Maalesef, hayvansal gıda fiyatları konusunda ülkeler arası mukayeseyi mümkün kılabilecek fiyat verilerine ulaşamadım. FAO ve OECD yalnızca belli piyasalardaki fiyatları veriyorlar. Tek tek ülkelerin istatistik ofislerinden veri almak mümkün ancak bunu tüm hayvansal gıda kategorileri için hesaplamak oldukça zaman ister. Ayrıca ürünlerin niteliği ülkeden ülkeye değişebildiği için elma ile armutu kıyaslama hatasına düşmek de mümkün. O nedenle gösterge olarak tek ve standart bir ürünü seçtim: Big Mac menü.
Acaba bu menü ülkemizde çok mu ucuz ki tüketimi azalsın diye fiyatını artıracak politikalar hayal ediyoruz? Bu soruya cevap verebilmek için 2020 verilerini kullanarak TÜİK’in yayınladığı yıllık ortalama eşdeğer hanehalkı kullanılabilir fert gelirini (33428 TL) adı geçen menünün fiyatına (13,99 TL) bölüp Türkiye’deki ortalama kullanılabilir gelire sahip bir kişinin bu menüden yılda 2389 adet satın alabileceğini hesapladım. Karşılaştırma amacıyla aynı işlemi ABD’deki yıllık ortalama eşdeğer hanehalkı kullanılabilir fert geliri (45284 dolar-OECD verisi) ve aynı menünün ABD’deki fiyatını (5,71 dolar) kullanarak tekrarladım. Buna göre ortalama kullanılabilir gelire sahip bir Amerikalı bu menüden yılda 7930 adet satın alabilir. Bu da bize, söz konusu malın Türkiye’de ABD’ye oranla yaklaşık 3,5 kat daha pahalı olduğunu gösteriyor (alım gücü bazında). Daha ne kadar pahalandırılabilir ki?

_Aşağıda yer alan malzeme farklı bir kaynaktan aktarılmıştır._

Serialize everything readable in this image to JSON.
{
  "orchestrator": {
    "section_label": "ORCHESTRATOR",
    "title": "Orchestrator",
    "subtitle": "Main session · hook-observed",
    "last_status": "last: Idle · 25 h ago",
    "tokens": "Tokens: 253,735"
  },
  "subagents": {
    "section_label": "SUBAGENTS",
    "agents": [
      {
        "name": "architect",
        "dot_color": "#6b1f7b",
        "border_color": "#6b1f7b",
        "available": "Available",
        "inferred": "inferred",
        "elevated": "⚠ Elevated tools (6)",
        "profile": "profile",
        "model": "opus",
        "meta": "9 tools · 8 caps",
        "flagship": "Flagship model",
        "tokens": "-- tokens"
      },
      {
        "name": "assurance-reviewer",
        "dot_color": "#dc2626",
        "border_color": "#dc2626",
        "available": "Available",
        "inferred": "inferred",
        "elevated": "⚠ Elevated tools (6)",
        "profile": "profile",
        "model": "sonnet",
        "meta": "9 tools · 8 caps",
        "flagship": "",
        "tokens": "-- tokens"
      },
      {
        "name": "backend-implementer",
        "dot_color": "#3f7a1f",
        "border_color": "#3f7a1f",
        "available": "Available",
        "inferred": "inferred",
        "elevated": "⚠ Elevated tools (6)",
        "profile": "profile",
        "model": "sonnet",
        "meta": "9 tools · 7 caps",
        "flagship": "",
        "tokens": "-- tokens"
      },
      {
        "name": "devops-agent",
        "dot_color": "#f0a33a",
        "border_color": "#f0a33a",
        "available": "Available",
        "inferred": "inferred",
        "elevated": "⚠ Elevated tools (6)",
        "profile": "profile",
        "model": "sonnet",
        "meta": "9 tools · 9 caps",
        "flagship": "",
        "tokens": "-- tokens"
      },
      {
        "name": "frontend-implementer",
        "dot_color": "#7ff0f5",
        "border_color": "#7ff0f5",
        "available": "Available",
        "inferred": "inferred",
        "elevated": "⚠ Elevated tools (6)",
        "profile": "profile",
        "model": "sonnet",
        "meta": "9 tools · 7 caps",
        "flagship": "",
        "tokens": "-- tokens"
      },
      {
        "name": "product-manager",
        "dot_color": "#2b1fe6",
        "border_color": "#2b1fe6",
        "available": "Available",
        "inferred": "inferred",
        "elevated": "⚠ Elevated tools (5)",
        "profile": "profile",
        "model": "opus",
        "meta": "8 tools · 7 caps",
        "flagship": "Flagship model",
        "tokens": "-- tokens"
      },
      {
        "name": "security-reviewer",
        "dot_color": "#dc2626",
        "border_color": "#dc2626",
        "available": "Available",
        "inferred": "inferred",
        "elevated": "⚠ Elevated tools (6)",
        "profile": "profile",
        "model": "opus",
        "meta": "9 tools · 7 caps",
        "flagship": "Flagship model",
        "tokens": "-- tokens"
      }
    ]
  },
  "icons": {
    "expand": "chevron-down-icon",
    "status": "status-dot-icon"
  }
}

Veganlar Ne Zaman Çoğunluk Olacak?
2020 itibariyle dünya nüfusunun %1’inin vegan olduğu tahmin ediliyor[2]. Ancak, son beş yılda veganların sayısının giderek daha hızlı arttığı görülmekte. Örneğin, 2014–18 arası ABD’de veganların sayısı %600 oranında artış göstermiş. Bu oran İtalya’da 2011–2016 arasında %94 olarak gerçekleşmiş. Söz konusu büyüme oranları devam ettirilebilirse 10 yıl içinde her 10 kişiden birinin vegan olması ve 30 yıl sonra da veganların çoğunluk olması mümkün[3]. Bu rakamlar ne kadar doğru bilinmez ama kesin olan bir şey var: vegan sayısının artmasını istiyorsak tavizsiz ve tutarlı şekilde veganlık savunusu yapmalı ve sübjektif kriterlere göre insanları potansiyel vegan / ebedi hepçil şeklinde sınıflandırmadan herkesi hayvan haklarını korumanın tek yolunun veganlıktan geçtiği konusunda bilgilendirmeliyiz. Kültürel olarak bitkisel beslenmeye yatkınlığımızın verdiği avantajı mutlaka kullanmalıyız. ABD kökenli refahçı derneklerin Türkiye gerçeğinde pek de karşılığı olmayan söylemlerini hiç sorgulamadan benimsemekten vazgeçmeliyiz.